Visa, which derives about 20 percent of its revenue from U.S. debit, said the rules would create “unintended consequences” for the industry and consumers.

Actual Costs

“The Federal Reserve’s proposal includes artificial caps on debit interchange that do not realistically reflect the value of card acceptance and do not reflect the actual costs of running a secure, reliable and efficient debit network,” Will Valentine, a spokesman for Visa, said in a statement.

While Visa and MasterCard don’t keep interchange fees, the caps may prompt banks that do to renegotiate their service contracts, the payments networks’ biggest revenue source.

The caps are based on information collected from debit-card issuers, networks and merchants about costs, the Fed staff wrote in a memo that Vice Chairman Janet Yellen prepared for the board. This approach means the Fed is unlikely to shift much when it writes the final rule, Jaret Seiberg, a financial-services policy analyst with MF Global in Washington, said in a research note.

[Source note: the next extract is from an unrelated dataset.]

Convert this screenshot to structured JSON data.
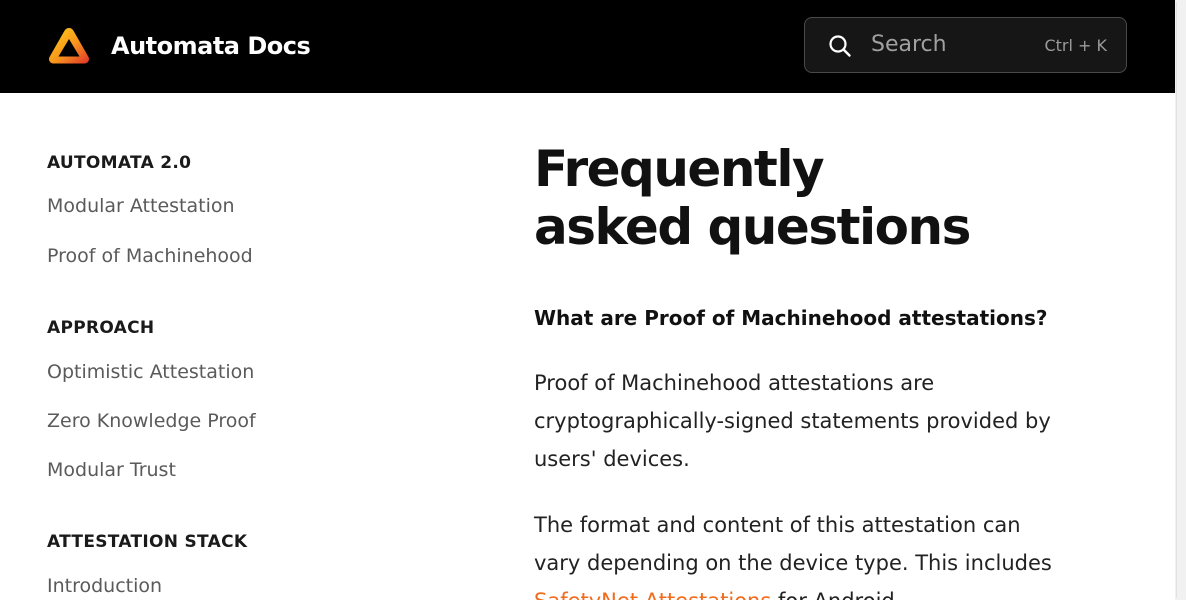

“Substantive changes will require new evidence, which is unlikely given the amount of work the Fed has spent on this project,” Seiberg said.


The Retail Industry Leaders Association, which represents companies including Wal-Mart Stores Inc., Home Depot Inc. and Target Corp., said the Fed’s proposal validates the claims of merchants that the payments market is broken.

The Fed’s proposal “is a step forward for the effort to bring relief to merchants and consumers,” said Brian Dodge, a RILA spokesman.

Bankers will push lawmakers to change or eliminate the Durbin provisions they passed in July as part of the Dodd-Frank financial overhaul legislation, according to Kenneth Clayton, senior vice president and general counsel for card policy at the American Bankers Association.

“Congress needs to revisit the issue,” Clayton said. “An implementation delay would be welcome.”

To compensate for the lost profit, banks may eliminate rewards on debit cards and charge some customers for using them, said John McDonald, an analyst with Sanford C. Bernstein & Co., in a Dec. 15 note to clients. Fees on deposit accounts may rise and banks could promote other products that aren’t covered by the regulations, such as charge cards that require consumers to pay their bills in full each month, he wrote.

Cards or Cash

Debit cards have become an increasingly popular substitute for cash as credit-card issuers cut off accounts and curbed lending amid the financial crisis and recession.

U.S. consumer spending with debit cards climbed 8 percent last year to $1.45 trillion, while credit purchases plunged 10 percent, according to the Nilson Report, an industry newsletter. Total debit transactions climbed 13 percent to 38.6 billion, while those for credit dropped 4 percent to 22.36 billion.

The law allows the central bank to consider fraud costs incurred by lenders in determining appropriate interchange rates. The Fed staff said in its memo that it lacked enough information to make a recommendation to the board on that issue and would seek input during the public comment period, which ends Feb. 22.

Fraud Prevention

“The largest cost for most of our institutions in providing these services are fraud costs and fraud prevention costs,” said Bill Cheney, chief executive officer of the Credit Union National Association.

While the law exempts banks with assets of less than $10 billion, including most community banks and credit unions, those institutions remain concerned that Visa and MasterCard may ultimately lower interchange rates for everyone, Cheney said.

“Setting a cap ensures that no issuer is able to receive an interchange fee at an unreasonably high level,” Yellen said in the memo outlining the proposals.